O nacionalismo representa uma tese ideológica (cf. Alzira, 1975) surgida historicamente após a revolução clássica francesa. Em sentido estrito, consubstanciaria um sentimento de valorização marcado pela proximidade e identificação com uma nação. Costuma diferenciar-se do ideário do patriotismo devido à sua definição mais estreita. Ipso facto, entendemos que o patriotismo é considerado mais uma manifestação amorosa aos símbolos do Estado, inclusiva ao Hino e a Bandeira, suas instituições e/ou representantes. O nacionalismo apresenta uma definição política, sobretudo da preservação da nação enquanto entidade, por vezes na defesa de território delineado por fronteiras terrestres, mas, acima de tudo nos campos linguístico, cultural, etc., contra processos de destruição identitária ou transformação. O historiador Lord Acton, afirma que o patriotismo prende-se com os deveres morais que temos para com a comunidade política, enquanto que o nacionalismo está mais ligado à etnia. Foram os mais diversos movimentos sociais dentro do espectro político-ideológico que se apropriam do nacionalismo, seja como elemento programático, seja como forma de propaganda. 
Nomeadamente nos finais do século XIX em Portugal contra o “iberismo”. Ipso facto no século XX o nacionalismo permeou movimentos radicais autoritário/totalitário com o ideário em torno do fascismo, o nacional-socialismo na Alemanha, o saudosismo e o integralismo no Brasil e em Portugal (cf. Caetano, 1971), guardadas as proporções,  durante o Estado Novo no Brasil, analogamente à formação do Estado Novo em Portugal. A categoria Estado Novo representa o regime político autoritário, autocrata e corporativista de Estado que vigorou em Portugal durante 41 anos sem interrupção, desde a aprovação da Constituição de 1933 até o fim pela revolução de 25 de abril de 1974. A designação oficial de Estado Novo, criada, sobretudo por razões ideológicas e propagandísticas, serviu para assinalar a entrada num novo período político aberto pela chamada revolução de 28 de maio de 1926 que ficou marcado por uma concessão presidencialista, autoritária e antiparlamentar através do Estado. Neste sentido, o Estado Novo encerrou o período do liberalismo em Portugal, abrangendo nele não só a Primeira República, como também a experiência do Constitucionalismo monárquico.

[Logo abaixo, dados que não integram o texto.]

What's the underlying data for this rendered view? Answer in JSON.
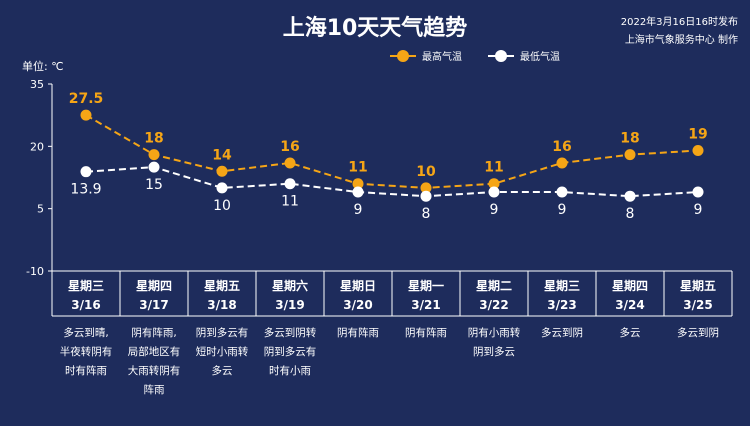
{
  "title": "上海10天天气趋势",
  "publish": {
    "line1": "2022年3月16日16时发布",
    "line2": "上海市气象服务中心 制作"
  },
  "unit_label": "单位: ℃",
  "legend": {
    "high": "最高气温",
    "low": "最低气温"
  },
  "colors": {
    "high": "#f5a516",
    "low": "#ffffff",
    "background": "#1e2c5c"
  },
  "chart_data": {
    "type": "line",
    "ylim": [
      -10,
      35
    ],
    "yticks": [
      35,
      20,
      5,
      -10
    ],
    "series": [
      {
        "name": "最高气温",
        "values": [
          27.5,
          18,
          14,
          16,
          11,
          10,
          11,
          16,
          18,
          19
        ]
      },
      {
        "name": "最低气温",
        "values": [
          13.9,
          15,
          10,
          11,
          9,
          8,
          9,
          9,
          8,
          9
        ]
      }
    ],
    "days": [
      {
        "weekday": "星期三",
        "date": "3/16",
        "weather": [
          "多云到晴,",
          "半夜转阴有",
          "时有阵雨"
        ]
      },
      {
        "weekday": "星期四",
        "date": "3/17",
        "weather": [
          "阴有阵雨,",
          "局部地区有",
          "大雨转阴有",
          "阵雨"
        ]
      },
      {
        "weekday": "星期五",
        "date": "3/18",
        "weather": [
          "阴到多云有",
          "短时小雨转",
          "多云"
        ]
      },
      {
        "weekday": "星期六",
        "date": "3/19",
        "weather": [
          "多云到阴转",
          "阴到多云有",
          "时有小雨"
        ]
      },
      {
        "weekday": "星期日",
        "date": "3/20",
        "weather": [
          "阴有阵雨"
        ]
      },
      {
        "weekday": "星期一",
        "date": "3/21",
        "weather": [
          "阴有阵雨"
        ]
      },
      {
        "weekday": "星期二",
        "date": "3/22",
        "weather": [
          "阴有小雨转",
          "阴到多云"
        ]
      },
      {
        "weekday": "星期三",
        "date": "3/23",
        "weather": [
          "多云到阴"
        ]
      },
      {
        "weekday": "星期四",
        "date": "3/24",
        "weather": [
          "多云"
        ]
      },
      {
        "weekday": "星期五",
        "date": "3/25",
        "weather": [
          "多云到阴"
        ]
      }
    ]
  }
}
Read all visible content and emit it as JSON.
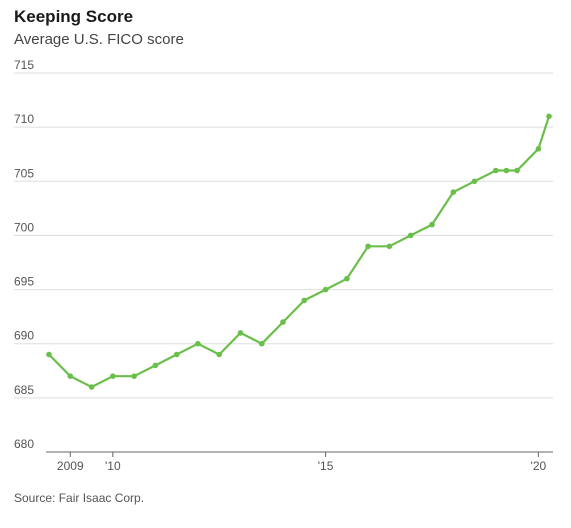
{
  "chart_data": {
    "type": "line",
    "title": "Keeping Score",
    "subtitle": "Average U.S. FICO score",
    "source": "Source: Fair Isaac Corp.",
    "color": "#6abf4b",
    "ylim": [
      680,
      715
    ],
    "y_ticks": [
      "715",
      "710",
      "705",
      "700",
      "695",
      "690",
      "685",
      "680"
    ],
    "x_ticks": [
      {
        "label": "2009",
        "x": 2009.0
      },
      {
        "label": "'10",
        "x": 2010.0
      },
      {
        "label": "'15",
        "x": 2015.0
      },
      {
        "label": "'20",
        "x": 2020.0
      }
    ],
    "x": [
      2008.5,
      2009.0,
      2009.5,
      2010.0,
      2010.5,
      2011.0,
      2011.5,
      2012.0,
      2012.5,
      2013.0,
      2013.5,
      2014.0,
      2014.5,
      2015.0,
      2015.5,
      2016.0,
      2016.5,
      2017.0,
      2017.5,
      2018.0,
      2018.5,
      2019.0,
      2019.25,
      2019.5,
      2020.0,
      2020.25
    ],
    "values": [
      689,
      687,
      686,
      687,
      687,
      688,
      689,
      690,
      689,
      691,
      690,
      692,
      694,
      695,
      696,
      699,
      699,
      700,
      701,
      704,
      705,
      706,
      706,
      706,
      708,
      711
    ]
  }
}
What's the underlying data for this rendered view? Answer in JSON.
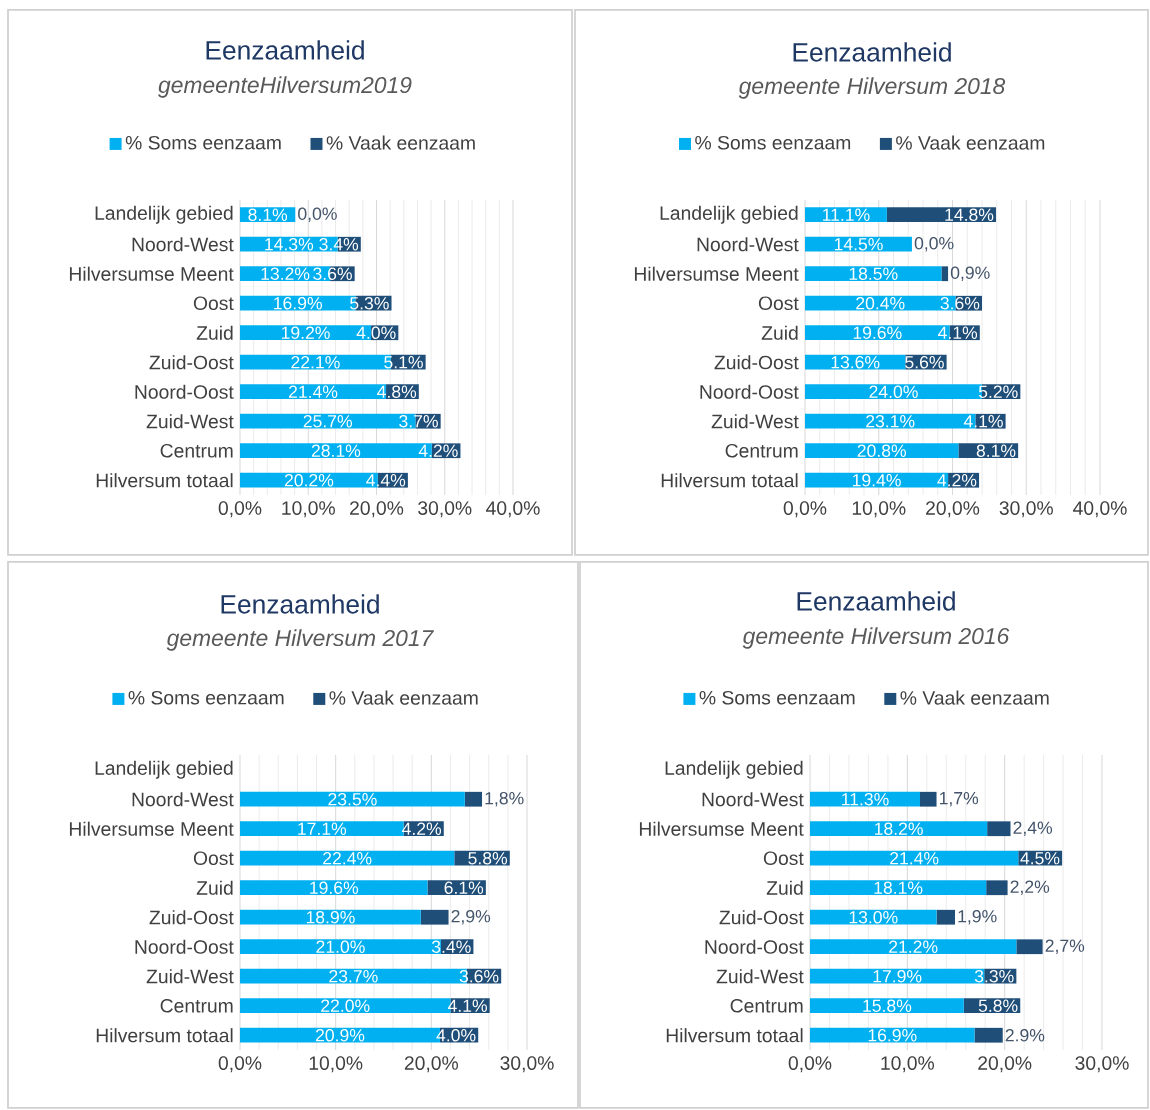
{
  "chart_data": [
    {
      "type": "bar",
      "orientation": "horizontal",
      "stacked": true,
      "title": "Eenzaamheid",
      "subtitle": "gemeenteHilversum2019",
      "categories": [
        "Landelijk gebied",
        "Noord-West",
        "Hilversumse Meent",
        "Oost",
        "Zuid",
        "Zuid-Oost",
        "Noord-Oost",
        "Zuid-West",
        "Centrum",
        "Hilversum totaal"
      ],
      "series": [
        {
          "name": "% Soms eenzaam",
          "color": "#00b0f0",
          "values": [
            8.1,
            14.3,
            13.2,
            16.9,
            19.2,
            22.1,
            21.4,
            25.7,
            28.1,
            20.2
          ],
          "value_labels": [
            "8.1%",
            "14.3%",
            "13.2%",
            "16.9%",
            "19.2%",
            "22.1%",
            "21.4%",
            "25.7%",
            "28.1%",
            "20.2%"
          ]
        },
        {
          "name": "% Vaak eenzaam",
          "color": "#1f4e79",
          "values": [
            0.0,
            3.4,
            3.6,
            5.3,
            4.0,
            5.1,
            4.8,
            3.7,
            4.2,
            4.4
          ],
          "value_labels": [
            "0,0%",
            "3.4%",
            "3.6%",
            "5.3%",
            "4.0%",
            "5.1%",
            "4.8%",
            "3.7%",
            "4.2%",
            "4.4%"
          ]
        }
      ],
      "xlim": [
        0,
        40
      ],
      "xticks": [
        {
          "value": 0,
          "label": "0,0%"
        },
        {
          "value": 10,
          "label": "10,0%"
        },
        {
          "value": 20,
          "label": "20,0%"
        },
        {
          "value": 30,
          "label": "30,0%"
        },
        {
          "value": 40,
          "label": "40,0%"
        }
      ],
      "grid": "x",
      "legend": "top"
    },
    {
      "type": "bar",
      "orientation": "horizontal",
      "stacked": true,
      "title": "Eenzaamheid",
      "subtitle": "gemeente Hilversum 2018",
      "categories": [
        "Landelijk gebied",
        "Noord-West",
        "Hilversumse Meent",
        "Oost",
        "Zuid",
        "Zuid-Oost",
        "Noord-Oost",
        "Zuid-West",
        "Centrum",
        "Hilversum totaal"
      ],
      "series": [
        {
          "name": "% Soms eenzaam",
          "color": "#00b0f0",
          "values": [
            11.1,
            14.5,
            18.5,
            20.4,
            19.6,
            13.6,
            24.0,
            23.1,
            20.8,
            19.4
          ],
          "value_labels": [
            "11.1%",
            "14.5%",
            "18.5%",
            "20.4%",
            "19.6%",
            "13.6%",
            "24.0%",
            "23.1%",
            "20.8%",
            "19.4%"
          ]
        },
        {
          "name": "% Vaak eenzaam",
          "color": "#1f4e79",
          "values": [
            14.8,
            0.0,
            0.9,
            3.6,
            4.1,
            5.6,
            5.2,
            4.1,
            8.1,
            4.2
          ],
          "value_labels": [
            "14.8%",
            "0,0%",
            "0,9%",
            "3.6%",
            "4.1%",
            "5.6%",
            "5.2%",
            "4.1%",
            "8.1%",
            "4.2%"
          ]
        }
      ],
      "xlim": [
        0,
        40
      ],
      "xticks": [
        {
          "value": 0,
          "label": "0,0%"
        },
        {
          "value": 10,
          "label": "10,0%"
        },
        {
          "value": 20,
          "label": "20,0%"
        },
        {
          "value": 30,
          "label": "30,0%"
        },
        {
          "value": 40,
          "label": "40,0%"
        }
      ],
      "grid": "x",
      "legend": "top"
    },
    {
      "type": "bar",
      "orientation": "horizontal",
      "stacked": true,
      "title": "Eenzaamheid",
      "subtitle": "gemeente Hilversum 2017",
      "categories": [
        "Landelijk gebied",
        "Noord-West",
        "Hilversumse Meent",
        "Oost",
        "Zuid",
        "Zuid-Oost",
        "Noord-Oost",
        "Zuid-West",
        "Centrum",
        "Hilversum totaal"
      ],
      "series": [
        {
          "name": "% Soms eenzaam",
          "color": "#00b0f0",
          "values": [
            null,
            23.5,
            17.1,
            22.4,
            19.6,
            18.9,
            21.0,
            23.7,
            22.0,
            20.9
          ],
          "value_labels": [
            null,
            "23.5%",
            "17.1%",
            "22.4%",
            "19.6%",
            "18.9%",
            "21.0%",
            "23.7%",
            "22.0%",
            "20.9%"
          ]
        },
        {
          "name": "% Vaak eenzaam",
          "color": "#1f4e79",
          "values": [
            null,
            1.8,
            4.2,
            5.8,
            6.1,
            2.9,
            3.4,
            3.6,
            4.1,
            4.0
          ],
          "value_labels": [
            null,
            "1,8%",
            "4.2%",
            "5.8%",
            "6.1%",
            "2,9%",
            "3.4%",
            "3.6%",
            "4.1%",
            "4.0%"
          ]
        }
      ],
      "xlim": [
        0,
        30
      ],
      "xticks": [
        {
          "value": 0,
          "label": "0,0%"
        },
        {
          "value": 10,
          "label": "10,0%"
        },
        {
          "value": 20,
          "label": "20,0%"
        },
        {
          "value": 30,
          "label": "30,0%"
        }
      ],
      "grid": "x",
      "legend": "top"
    },
    {
      "type": "bar",
      "orientation": "horizontal",
      "stacked": true,
      "title": "Eenzaamheid",
      "subtitle": "gemeente Hilversum 2016",
      "categories": [
        "Landelijk gebied",
        "Noord-West",
        "Hilversumse Meent",
        "Oost",
        "Zuid",
        "Zuid-Oost",
        "Noord-Oost",
        "Zuid-West",
        "Centrum",
        "Hilversum totaal"
      ],
      "series": [
        {
          "name": "% Soms eenzaam",
          "color": "#00b0f0",
          "values": [
            null,
            11.3,
            18.2,
            21.4,
            18.1,
            13.0,
            21.2,
            17.9,
            15.8,
            16.9
          ],
          "value_labels": [
            null,
            "11.3%",
            "18.2%",
            "21.4%",
            "18.1%",
            "13.0%",
            "21.2%",
            "17.9%",
            "15.8%",
            "16.9%"
          ]
        },
        {
          "name": "% Vaak eenzaam",
          "color": "#1f4e79",
          "values": [
            null,
            1.7,
            2.4,
            4.5,
            2.2,
            1.9,
            2.7,
            3.3,
            5.8,
            2.9
          ],
          "value_labels": [
            null,
            "1,7%",
            "2,4%",
            "4.5%",
            "2,2%",
            "1,9%",
            "2,7%",
            "3.3%",
            "5.8%",
            "2.9%"
          ]
        }
      ],
      "xlim": [
        0,
        30
      ],
      "xticks": [
        {
          "value": 0,
          "label": "0,0%"
        },
        {
          "value": 10,
          "label": "10,0%"
        },
        {
          "value": 20,
          "label": "20,0%"
        },
        {
          "value": 30,
          "label": "30,0%"
        }
      ],
      "grid": "x",
      "legend": "top"
    }
  ]
}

Independentemente do modo como o regime de Salazar se via a si próprio, a questão gira em torno de saber em que características, essenciais ou secundárias, o Estado Novo diferiu do padrão fascista: existência ou não de movimento de massas, papel do partido único, estrutura, lugar e papel dos sindicatos e corporações no Estado, características e estilo de governação do chefe carismático, grau de autonomia do poder judicial, liberdades públicas, nível de repressão das oposições políticas, independência da Igreja Católica. Nos pontos citados, com efeito, há diferenças e semelhanças entre o Estado Novo e a dimensão política efetiva do fascismo: há diferenças flagrantes no papel atribuído ao movimento de massas e no estilo autoritário de governação do chefe; há semelhanças muito vincadas no papel e função do partido único e no lugar praticado dos sindicatos e das corporações na estrutura do Estado, assim como no cerceamento das liberdades públicas e no nível de repressão das oposições políticas.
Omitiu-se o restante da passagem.